「悪い悪い。
 松峰さんだったね。

 初めまして、当教室の責任者。
 大田憲康【おおた のりやす】です」


そう言って握手の体制で手を差し出してくれた先生。


待って。
大田憲康って……まさか。



「あっ……あの……編曲とか、演奏とかでいっぱい名前みます。
 その大田先生?」


愛読している雑誌「月間エレクトーン」に掲載されている記事を知っていた
私は思わず興奮から勢いで言葉に出す。


「何、松峰さん知ってくれてるんだ。
 美佳ちゃん、僕も有名になったもんだねー」


そう言いながら先生は、笑う。


「私は亀山美佳【かめやま みか】と言います。
 大田先生と一緒に、この教室で講師をしています」



受付のお姉さんはそうやって、自分の名前を紹介した。


先生たちの自己紹介を聞きながら、
お母さんと大田先生の後ろに居る少年の方に意識が向いてしまう。



「んじゃ、えっと奏音ちゃんだったかな。
 レベルチェックを始めようか。

 奥のスタジオへどうぞ。
 お母さんも一緒に入ってくださいね」


そう言うと受付の立札を「スタジオ入り中」っと言うものを立てて
二人の先生は奥の部屋へと歩いていく。


スタジオと呼ばれる部屋のドアの前で、
腕組みをしながらじっと、こっちに視線を向ける少年。


「史也、今から始めるぞ」


大田先生がそう言うと、無口な少年もスタジオの中へと先に入っていく。



「失礼します」


スタジオに入ると何台ものエレクトーンが入ってる。



「えっと、松峰さん。
 どのエレクトーン使ってる?」


美佳先生がすぐに私をみながら声をかける。


「私、ELシリーズなんです」

「ELね。

 そしたら左側。前から3つめと4つ目ね。
 90と900mならあるけど、それで演奏は出来るかしら?」

「はいっ。
 90お借りします」


沢山ある機種。


エレクトーンの機種とグレードによって
音色の数もリズムもメモリの登録も変わってしまう。



お辞儀して、指定されたエレクトーンの前に座ると
ゆっくりと電源を入れる。



「では始めます。

 奏音ちゃん、緊張しなくていいから
 前の教室でお稽古していた曲を演奏してみてください」



大田先生がスタジオの正面のテーブルについたまま、
私の方に視線を向ける。

大田先生の隣には、
あの『ふみや』って呼ばれていた少年が座ってる。


緊張しなくていいって無茶苦茶だよ。


震える指先で、フロッピーから音源を呼び出して
音色変換ボタンの画面を出す。

フットスイッチの指定をしてシーケンスボタンをON。



「はいっ。

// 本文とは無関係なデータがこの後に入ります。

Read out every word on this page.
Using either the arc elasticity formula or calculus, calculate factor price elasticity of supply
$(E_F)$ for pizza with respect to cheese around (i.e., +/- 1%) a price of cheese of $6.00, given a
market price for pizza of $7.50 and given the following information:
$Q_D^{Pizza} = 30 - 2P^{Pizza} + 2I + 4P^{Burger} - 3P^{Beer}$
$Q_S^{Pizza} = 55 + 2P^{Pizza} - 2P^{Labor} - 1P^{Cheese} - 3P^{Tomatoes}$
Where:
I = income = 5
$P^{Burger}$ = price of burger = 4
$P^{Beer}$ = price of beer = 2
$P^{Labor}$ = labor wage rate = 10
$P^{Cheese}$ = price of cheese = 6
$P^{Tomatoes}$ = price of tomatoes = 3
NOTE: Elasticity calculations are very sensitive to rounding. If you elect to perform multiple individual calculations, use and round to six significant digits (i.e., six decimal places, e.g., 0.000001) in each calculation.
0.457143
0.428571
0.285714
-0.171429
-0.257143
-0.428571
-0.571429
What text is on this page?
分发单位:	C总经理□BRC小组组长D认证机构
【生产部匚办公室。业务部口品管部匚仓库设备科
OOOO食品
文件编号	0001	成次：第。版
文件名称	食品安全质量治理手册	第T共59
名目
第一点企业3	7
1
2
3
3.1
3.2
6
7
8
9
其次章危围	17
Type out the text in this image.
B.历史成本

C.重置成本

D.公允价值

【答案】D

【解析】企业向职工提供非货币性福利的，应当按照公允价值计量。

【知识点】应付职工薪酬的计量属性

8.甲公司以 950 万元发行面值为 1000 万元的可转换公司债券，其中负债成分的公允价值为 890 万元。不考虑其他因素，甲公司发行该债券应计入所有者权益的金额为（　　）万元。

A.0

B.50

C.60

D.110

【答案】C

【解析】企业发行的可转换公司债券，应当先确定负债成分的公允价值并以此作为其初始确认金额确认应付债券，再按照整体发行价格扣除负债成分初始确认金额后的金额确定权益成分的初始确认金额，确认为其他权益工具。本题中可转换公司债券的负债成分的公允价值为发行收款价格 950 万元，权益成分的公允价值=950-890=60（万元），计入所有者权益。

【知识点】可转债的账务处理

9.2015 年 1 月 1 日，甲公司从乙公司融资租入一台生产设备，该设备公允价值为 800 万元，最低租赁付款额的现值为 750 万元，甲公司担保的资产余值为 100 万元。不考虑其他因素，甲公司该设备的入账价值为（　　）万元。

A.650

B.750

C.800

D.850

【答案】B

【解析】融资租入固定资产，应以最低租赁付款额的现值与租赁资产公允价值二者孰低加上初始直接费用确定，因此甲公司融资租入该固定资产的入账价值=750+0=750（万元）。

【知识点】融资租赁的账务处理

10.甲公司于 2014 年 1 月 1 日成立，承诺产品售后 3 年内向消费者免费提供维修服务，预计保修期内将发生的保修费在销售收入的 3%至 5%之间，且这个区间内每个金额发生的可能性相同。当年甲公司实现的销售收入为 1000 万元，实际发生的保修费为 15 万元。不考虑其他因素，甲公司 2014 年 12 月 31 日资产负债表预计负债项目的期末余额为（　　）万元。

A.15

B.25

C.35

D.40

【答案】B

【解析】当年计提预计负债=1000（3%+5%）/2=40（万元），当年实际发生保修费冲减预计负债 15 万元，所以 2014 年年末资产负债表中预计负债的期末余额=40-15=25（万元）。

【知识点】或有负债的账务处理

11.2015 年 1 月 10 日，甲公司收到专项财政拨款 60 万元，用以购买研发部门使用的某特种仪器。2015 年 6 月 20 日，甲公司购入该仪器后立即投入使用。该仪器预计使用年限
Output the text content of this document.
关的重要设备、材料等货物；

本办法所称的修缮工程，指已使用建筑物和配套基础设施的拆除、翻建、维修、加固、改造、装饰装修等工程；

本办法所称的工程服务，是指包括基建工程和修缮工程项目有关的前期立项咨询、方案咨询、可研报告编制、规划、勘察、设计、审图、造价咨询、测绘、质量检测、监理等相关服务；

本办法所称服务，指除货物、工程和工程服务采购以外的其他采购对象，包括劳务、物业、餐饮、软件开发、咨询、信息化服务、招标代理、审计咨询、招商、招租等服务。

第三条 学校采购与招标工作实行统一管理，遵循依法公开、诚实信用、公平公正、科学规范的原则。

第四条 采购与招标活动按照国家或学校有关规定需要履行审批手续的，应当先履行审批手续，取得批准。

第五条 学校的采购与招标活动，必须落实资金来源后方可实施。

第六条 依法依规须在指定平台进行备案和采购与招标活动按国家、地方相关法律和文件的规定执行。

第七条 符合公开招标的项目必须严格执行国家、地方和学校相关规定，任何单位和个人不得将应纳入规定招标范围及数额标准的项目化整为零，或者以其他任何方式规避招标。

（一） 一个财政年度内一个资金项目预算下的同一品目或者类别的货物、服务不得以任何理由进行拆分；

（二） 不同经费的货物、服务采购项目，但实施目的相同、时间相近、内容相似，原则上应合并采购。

じゃあ松峰さん、準備出来たら思うタイミングで演奏を始めてください」



そう言うと美佳先生もファイルとペンを手にしながら、
正面の机の方へと歩いていく。



「宜しくお願いします」



そう言ってリズムのスタートボタンと同時に演奏を始める。



フロッピーの音源も自分で作ったものじゃなくて、
プロが作ったレジストを購入したもの。


演奏の方もオリジナルじゃなくて、
TVドラマの主題歌と挿入歌のメロディー。



必死に楽譜を追いかけて、
音色を変えながら鍵盤に指を走らせていく。



あっ、ミスった失敗した……あっ、また……。